Beginning in late November 2004, Mooney worked without restrictions. From March 12, 2005 through May 25, 2006, she was "placed on a restriction of working no more than 40 hours per week."

On May 30, 2006, Mooney was informed that the County was no longer able to accommodate her work restriction, and, consequently, she was not cleared to work. On June 16, Mooney requested "an immediate ADA [(Americans with Disabilities Act of 1990 (42 U.S.C. § 12101 et seq.))] meeting." An interactive meeting was held on June 22. In July, Mooney was "given a job assignment performing clerical duties."

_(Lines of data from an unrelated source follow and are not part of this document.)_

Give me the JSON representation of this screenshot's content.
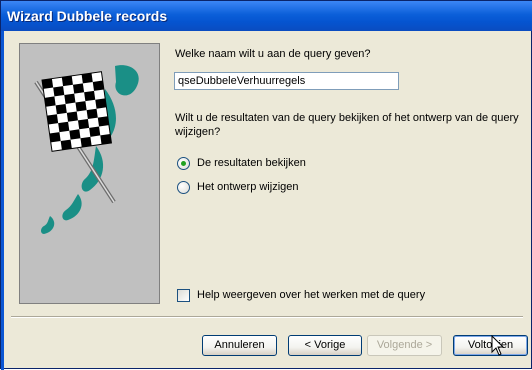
{
  "window": {
    "title": "Wizard Dubbele records"
  },
  "question": "Welke naam wilt u aan de query geven?",
  "query_name": {
    "value": "qseDubbeleVerhuurregels"
  },
  "question2_line1": "Wilt u de resultaten van de query bekijken of het ontwerp van de query",
  "question2_line2": "wijzigen?",
  "options": [
    {
      "label": "De resultaten bekijken",
      "selected": true
    },
    {
      "label": "Het ontwerp wijzigen",
      "selected": false
    }
  ],
  "help_checkbox": {
    "label": "Help weergeven over het werken met de query",
    "checked": false
  },
  "buttons": {
    "cancel": "Annuleren",
    "back": "< Vorige",
    "next": "Volgende >",
    "finish": "Voltooien"
  },
  "colors": {
    "titlebar": "#0554d0",
    "dialog": "#ece9d8",
    "flag_green": "#1a8f86"
  }
}
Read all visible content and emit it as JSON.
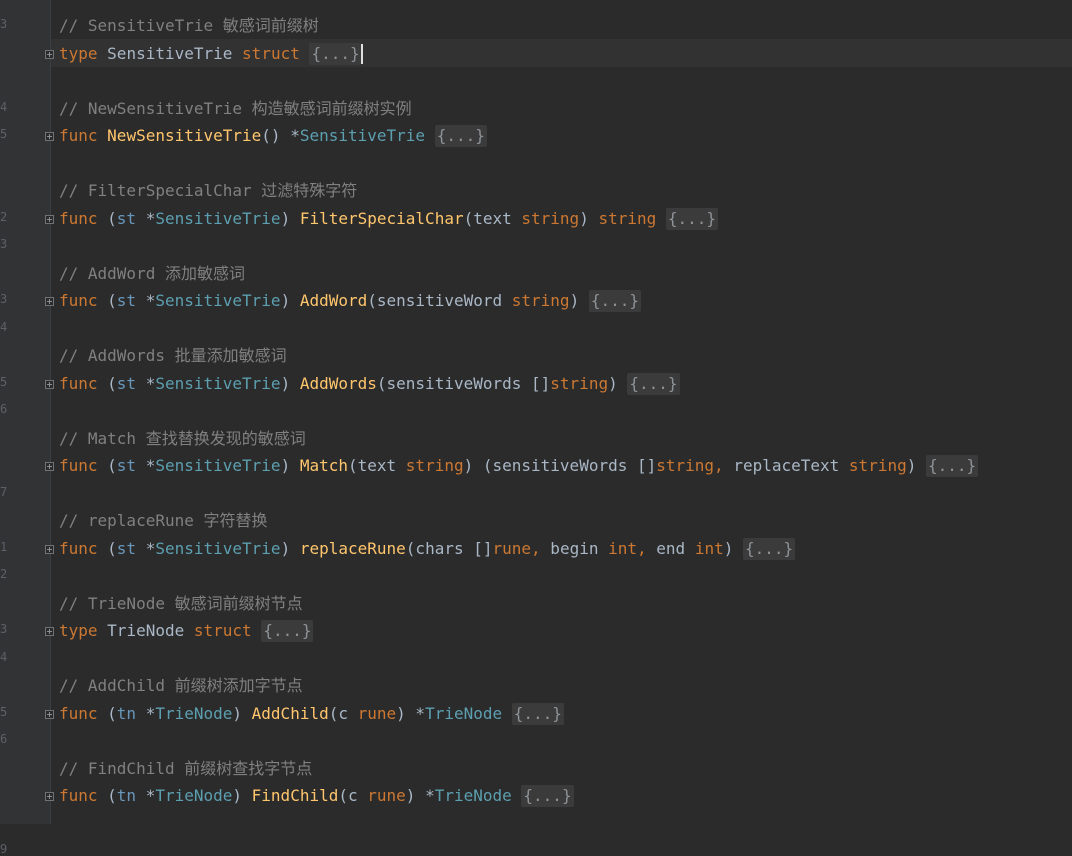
{
  "gutter": {
    "numbers": [
      "3",
      "",
      "",
      "4",
      "5",
      "",
      "",
      "2",
      "3",
      "",
      "3",
      "4",
      "",
      "5",
      "6",
      "",
      "",
      "7",
      "",
      "1",
      "2",
      "",
      "3",
      "4",
      "",
      "5",
      "6",
      "",
      "",
      "",
      "9",
      ""
    ]
  },
  "code": {
    "lines": [
      {
        "type": "comment",
        "text": "// SensitiveTrie 敏感词前缀树"
      },
      {
        "type": "decl",
        "tokens": [
          [
            "kw",
            "type"
          ],
          [
            "pl",
            " "
          ],
          [
            "tyd",
            "SensitiveTrie"
          ],
          [
            "pl",
            " "
          ],
          [
            "kw",
            "struct"
          ],
          [
            "pl",
            " "
          ]
        ],
        "folded": "{...}",
        "caret": true
      },
      {
        "type": "comment",
        "text": "// NewSensitiveTrie 构造敏感词前缀树实例"
      },
      {
        "type": "decl",
        "tokens": [
          [
            "kw",
            "func"
          ],
          [
            "pl",
            " "
          ],
          [
            "fn",
            "NewSensitiveTrie"
          ],
          [
            "pl",
            "() *"
          ],
          [
            "sty",
            "SensitiveTrie"
          ],
          [
            "pl",
            " "
          ]
        ],
        "folded": "{...}"
      },
      {
        "type": "comment",
        "text": "// FilterSpecialChar 过滤特殊字符"
      },
      {
        "type": "decl",
        "tokens": [
          [
            "kw",
            "func"
          ],
          [
            "pl",
            " ("
          ],
          [
            "ty",
            "st"
          ],
          [
            "pl",
            " *"
          ],
          [
            "sty",
            "SensitiveTrie"
          ],
          [
            "pl",
            ") "
          ],
          [
            "fn",
            "FilterSpecialChar"
          ],
          [
            "pl",
            "(text "
          ],
          [
            "kw",
            "string"
          ],
          [
            "pl",
            ") "
          ],
          [
            "kw",
            "string"
          ],
          [
            "pl",
            " "
          ]
        ],
        "folded": "{...}"
      },
      {
        "type": "comment",
        "text": "// AddWord 添加敏感词"
      },
      {
        "type": "decl",
        "tokens": [
          [
            "kw",
            "func"
          ],
          [
            "pl",
            " ("
          ],
          [
            "ty",
            "st"
          ],
          [
            "pl",
            " *"
          ],
          [
            "sty",
            "SensitiveTrie"
          ],
          [
            "pl",
            ") "
          ],
          [
            "fn",
            "AddWord"
          ],
          [
            "pl",
            "(sensitiveWord "
          ],
          [
            "kw",
            "string"
          ],
          [
            "pl",
            ") "
          ]
        ],
        "folded": "{...}"
      },
      {
        "type": "comment",
        "text": "// AddWords 批量添加敏感词"
      },
      {
        "type": "decl",
        "tokens": [
          [
            "kw",
            "func"
          ],
          [
            "pl",
            " ("
          ],
          [
            "ty",
            "st"
          ],
          [
            "pl",
            " *"
          ],
          [
            "sty",
            "SensitiveTrie"
          ],
          [
            "pl",
            ") "
          ],
          [
            "fn",
            "AddWords"
          ],
          [
            "pl",
            "(sensitiveWords []"
          ],
          [
            "kw",
            "string"
          ],
          [
            "pl",
            ") "
          ]
        ],
        "folded": "{...}"
      },
      {
        "type": "comment",
        "text": "// Match 查找替换发现的敏感词"
      },
      {
        "type": "decl",
        "tokens": [
          [
            "kw",
            "func"
          ],
          [
            "pl",
            " ("
          ],
          [
            "ty",
            "st"
          ],
          [
            "pl",
            " *"
          ],
          [
            "sty",
            "SensitiveTrie"
          ],
          [
            "pl",
            ") "
          ],
          [
            "fn",
            "Match"
          ],
          [
            "pl",
            "(text "
          ],
          [
            "kw",
            "string"
          ],
          [
            "pl",
            ") (sensitiveWords []"
          ],
          [
            "kw",
            "string,"
          ],
          [
            "pl",
            " replaceText "
          ],
          [
            "kw",
            "string"
          ],
          [
            "pl",
            ") "
          ]
        ],
        "folded": "{...}"
      },
      {
        "type": "comment",
        "text": "// replaceRune 字符替换"
      },
      {
        "type": "decl",
        "tokens": [
          [
            "kw",
            "func"
          ],
          [
            "pl",
            " ("
          ],
          [
            "ty",
            "st"
          ],
          [
            "pl",
            " *"
          ],
          [
            "sty",
            "SensitiveTrie"
          ],
          [
            "pl",
            ") "
          ],
          [
            "fn",
            "replaceRune"
          ],
          [
            "pl",
            "(chars []"
          ],
          [
            "kw",
            "rune,"
          ],
          [
            "pl",
            " begin "
          ],
          [
            "kw",
            "int,"
          ],
          [
            "pl",
            " end "
          ],
          [
            "kw",
            "int"
          ],
          [
            "pl",
            ") "
          ]
        ],
        "folded": "{...}"
      },
      {
        "type": "comment",
        "text": "// TrieNode 敏感词前缀树节点"
      },
      {
        "type": "decl",
        "tokens": [
          [
            "kw",
            "type"
          ],
          [
            "pl",
            " "
          ],
          [
            "tyd",
            "TrieNode"
          ],
          [
            "pl",
            " "
          ],
          [
            "kw",
            "struct"
          ],
          [
            "pl",
            " "
          ]
        ],
        "folded": "{...}"
      },
      {
        "type": "comment",
        "text": "// AddChild 前缀树添加字节点"
      },
      {
        "type": "decl",
        "tokens": [
          [
            "kw",
            "func"
          ],
          [
            "pl",
            " ("
          ],
          [
            "ty",
            "tn"
          ],
          [
            "pl",
            " *"
          ],
          [
            "sty",
            "TrieNode"
          ],
          [
            "pl",
            ") "
          ],
          [
            "fn",
            "AddChild"
          ],
          [
            "pl",
            "(c "
          ],
          [
            "kw",
            "rune"
          ],
          [
            "pl",
            ") *"
          ],
          [
            "sty",
            "TrieNode"
          ],
          [
            "pl",
            " "
          ]
        ],
        "folded": "{...}"
      },
      {
        "type": "comment",
        "text": "// FindChild 前缀树查找字节点"
      },
      {
        "type": "decl",
        "tokens": [
          [
            "kw",
            "func"
          ],
          [
            "pl",
            " ("
          ],
          [
            "ty",
            "tn"
          ],
          [
            "pl",
            " *"
          ],
          [
            "sty",
            "TrieNode"
          ],
          [
            "pl",
            ") "
          ],
          [
            "fn",
            "FindChild"
          ],
          [
            "pl",
            "(c "
          ],
          [
            "kw",
            "rune"
          ],
          [
            "pl",
            ") *"
          ],
          [
            "sty",
            "TrieNode"
          ],
          [
            "pl",
            " "
          ]
        ],
        "folded": "{...}"
      }
    ]
  }
}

In October 2006, Mooney was examined by Arthur Leupold, M.D., who was "the Workers' Compensation Orthopaedic Agreed Medical Examiner." On January 3, 2007, the County received notice of the following permanent work restrictions for Mooney: "Based on an ME report of Dr. Leupold dated 10/24/06, Ms. Mooney is: precluded from heavy lifting and repeated bending or stooping." On January 4, the County's human resources administrative manager told Mooney that the County could not accommodate Mooney's permanent work restrictions within her classification of deputy juvenile correctional officer II. Mooney was told she was not to return to work until a final decision was made by "Executive Management regarding accommodation of her permanent work restrictions."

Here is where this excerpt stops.